A l'époque contemporaine, le mythe de l'Atlantide continue à alimenter utopies
philosophiques et fictions romanesques. Au début du xxe siècle, l'écrivain
Pierre BENOIT publie ainsi une Atlantide bientôt célèbre, où l'île mystérieuse
est située en plein désert. Deux officiers s'y retrouvant retenus par la
troublante Antinéa.
Plus sérieusement, des archéologues et des spécialistes de la mer ont cherché
à identifier le lieu. Pour les Grecs comme pour Cousteau, l'Atlantide ne serait
autre que l'île de Santorin, située a 110 km au nord de la Crète. Elle est
circulaire, et en 1500 avant notre ère, la Crète est à l'apogée de sa puissance.

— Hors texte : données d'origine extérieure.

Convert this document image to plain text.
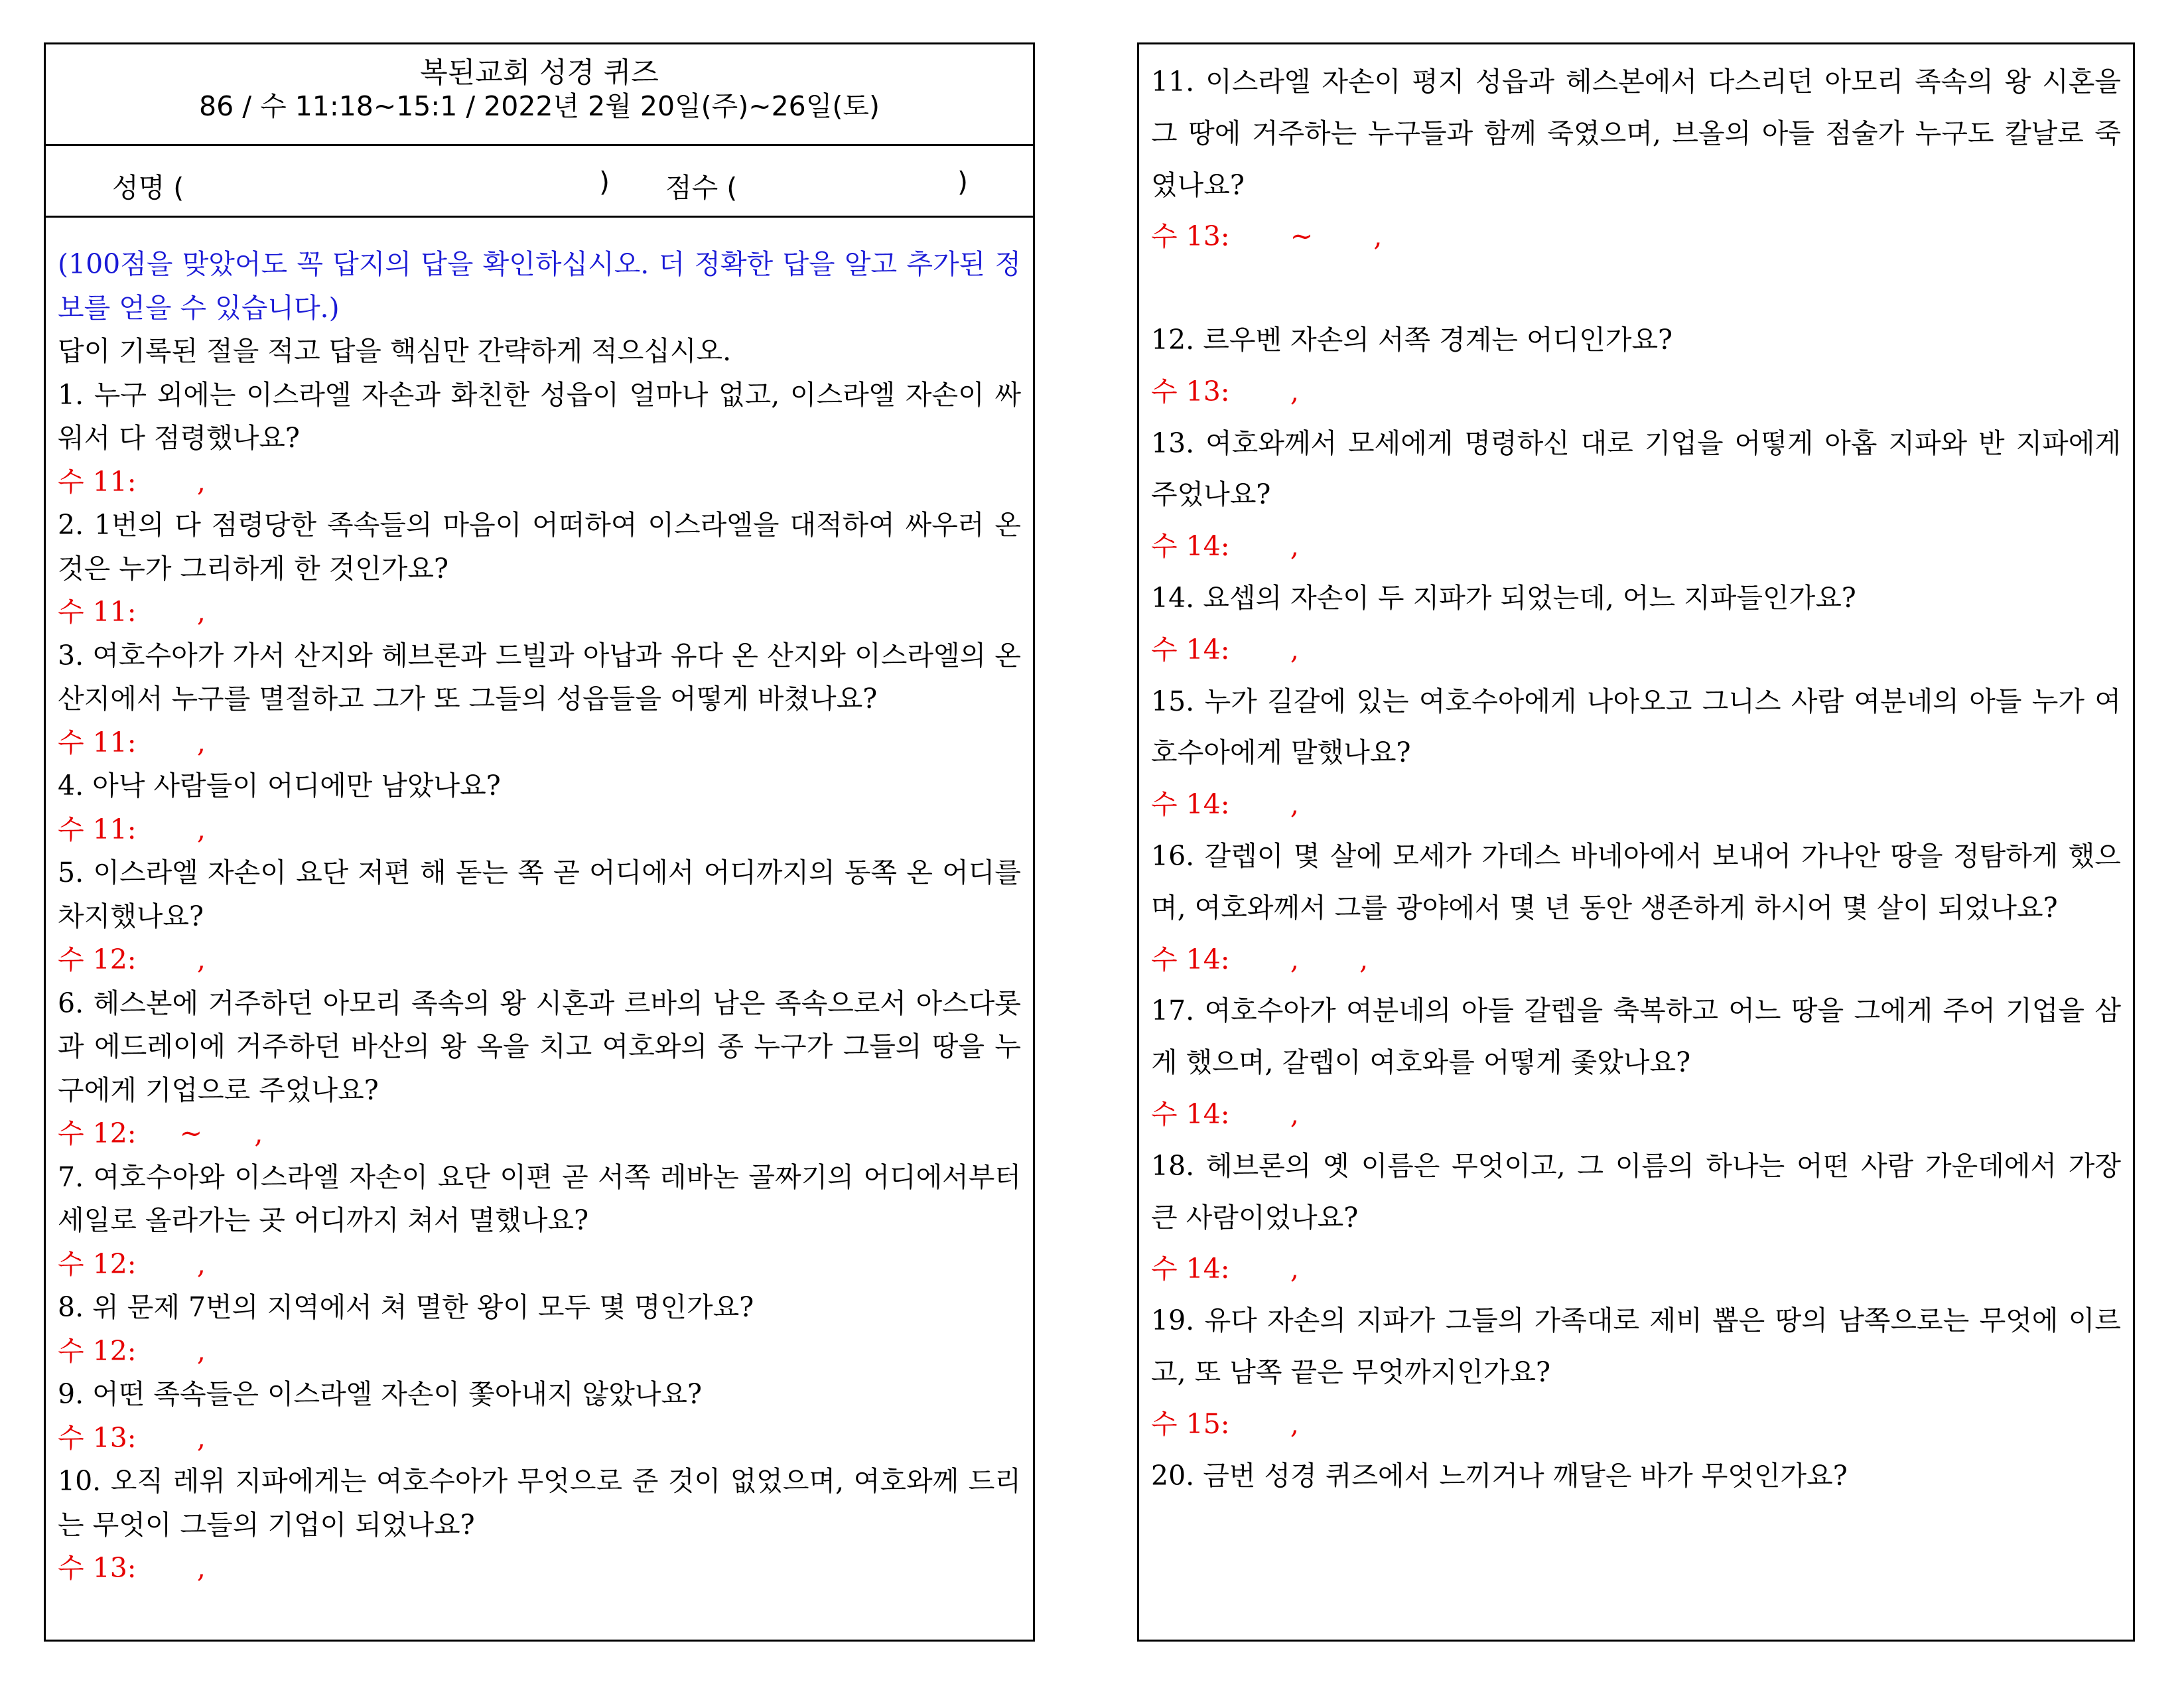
복된교회 성경 퀴즈
86 / 수 11:18~15:1 / 2022년 2월 20일(주)~26일(토)
성명 (	) 점수 (	)
(100점을 맞았어도 꼭 답지의 답을 확인하십시오. 더 정확한 답을 알고 추가된 정보를 얻을 수 있습니다.)
답이 기록된 절을 적고 답을 핵심만 간략하게 적으십시오.
1. 누구 외에는 이스라엘 자손과 화친한 성읍이 얼마나 없고, 이스라엘 자손이 싸워서 다 점령했나요?
수 11:       ,
2. 1번의 다 점령당한 족속들의 마음이 어떠하여 이스라엘을 대적하여 싸우러 온 것은 누가 그리하게 한 것인가요?
수 11:       ,
3. 여호수아가 가서 산지와 헤브론과 드빌과 아납과 유다 온 산지와 이스라엘의 온 산지에서 누구를 멸절하고 그가 또 그들의 성읍들을 어떻게 바쳤나요?
수 11:       ,
4. 아낙 사람들이 어디에만 남았나요?
수 11:       ,
5. 이스라엘 자손이 요단 저편 해 돋는 쪽 곧 어디에서 어디까지의 동쪽 온 어디를 차지했나요?
수 12:       ,
6. 헤스본에 거주하던 아모리 족속의 왕 시혼과 르바의 남은 족속으로서 아스다롯과 에드레이에 거주하던 바산의 왕 옥을 치고 여호와의 종 누구가 그들의 땅을 누구에게 기업으로 주었나요?
수 12:     ~      ,
7. 여호수아와 이스라엘 자손이 요단 이편 곧 서쪽 레바논 골짜기의 어디에서부터 세일로 올라가는 곳 어디까지 쳐서 멸했나요?
수 12:       ,
8. 위 문제 7번의 지역에서 쳐 멸한 왕이 모두 몇 명인가요?
수 12:       ,
9. 어떤 족속들은 이스라엘 자손이 쫓아내지 않았나요?
수 13:       ,
10. 오직 레위 지파에게는 여호수아가 무엇으로 준 것이 없었으며, 여호와께 드리는 무엇이 그들의 기업이 되었나요?
수 13:       ,
11. 이스라엘 자손이 평지 성읍과 헤스본에서 다스리던 아모리 족속의 왕 시혼을 그 땅에 거주하는 누구들과 함께 죽였으며, 브올의 아들 점술가 누구도 칼날로 죽였나요?
수 13:       ~       ,
12. 르우벤 자손의 서쪽 경계는 어디인가요?
수 13:       ,
13. 여호와께서 모세에게 명령하신 대로 기업을 어떻게 아홉 지파와 반 지파에게 주었나요?
수 14:       ,
14. 요셉의 자손이 두 지파가 되었는데, 어느 지파들인가요?
수 14:       ,
15. 누가 길갈에 있는 여호수아에게 나아오고 그니스 사람 여분네의 아들 누가 여호수아에게 말했나요?
수 14:       ,
16. 갈렙이 몇 살에 모세가 가데스 바네아에서 보내어 가나안 땅을 정탐하게 했으며, 여호와께서 그를 광야에서 몇 년 동안 생존하게 하시어 몇 살이 되었나요?
수 14:       ,       ,
17. 여호수아가 여분네의 아들 갈렙을 축복하고 어느 땅을 그에게 주어 기업을 삼게 했으며, 갈렙이 여호와를 어떻게 좇았나요?
수 14:       ,
18. 헤브론의 옛 이름은 무엇이고, 그 이름의 하나는 어떤 사람 가운데에서 가장 큰 사람이었나요?
수 14:       ,
19. 유다 자손의 지파가 그들의 가족대로 제비 뽑은 땅의 남쪽으로는 무엇에 이르고, 또 남쪽 끝은 무엇까지인가요?
수 15:       ,
20. 금번 성경 퀴즈에서 느끼거나 깨달은 바가 무엇인가요?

De plus elle est l'ennemie d'Athènes et pratique le culte du taureau comme le
font les Atlantes. Mais en 1470 avant notre ère, le volcan de Santorin explose
brutalement. L'éruption s'accompagne d'importants tremblements de terre, de
pluies de cendres et d'une vague formidable de plusieurs dizaines de mètres de
haut. C'est cette vague qui dut s'abattre sur la Crète, détruisant sa
civilisation sans retour.
Onze cent ans après la catastrophe, Platon a-t-il confondu dates et lieux, l'île
ensevelie et la culture crétoise sinistrée ? Ou a-t-il délibérément mêlé des
évènements historiques et une tradition légendaire pour forger une allégorie à
portée politique et morale ? Les deux hypothèses sont également plausibles.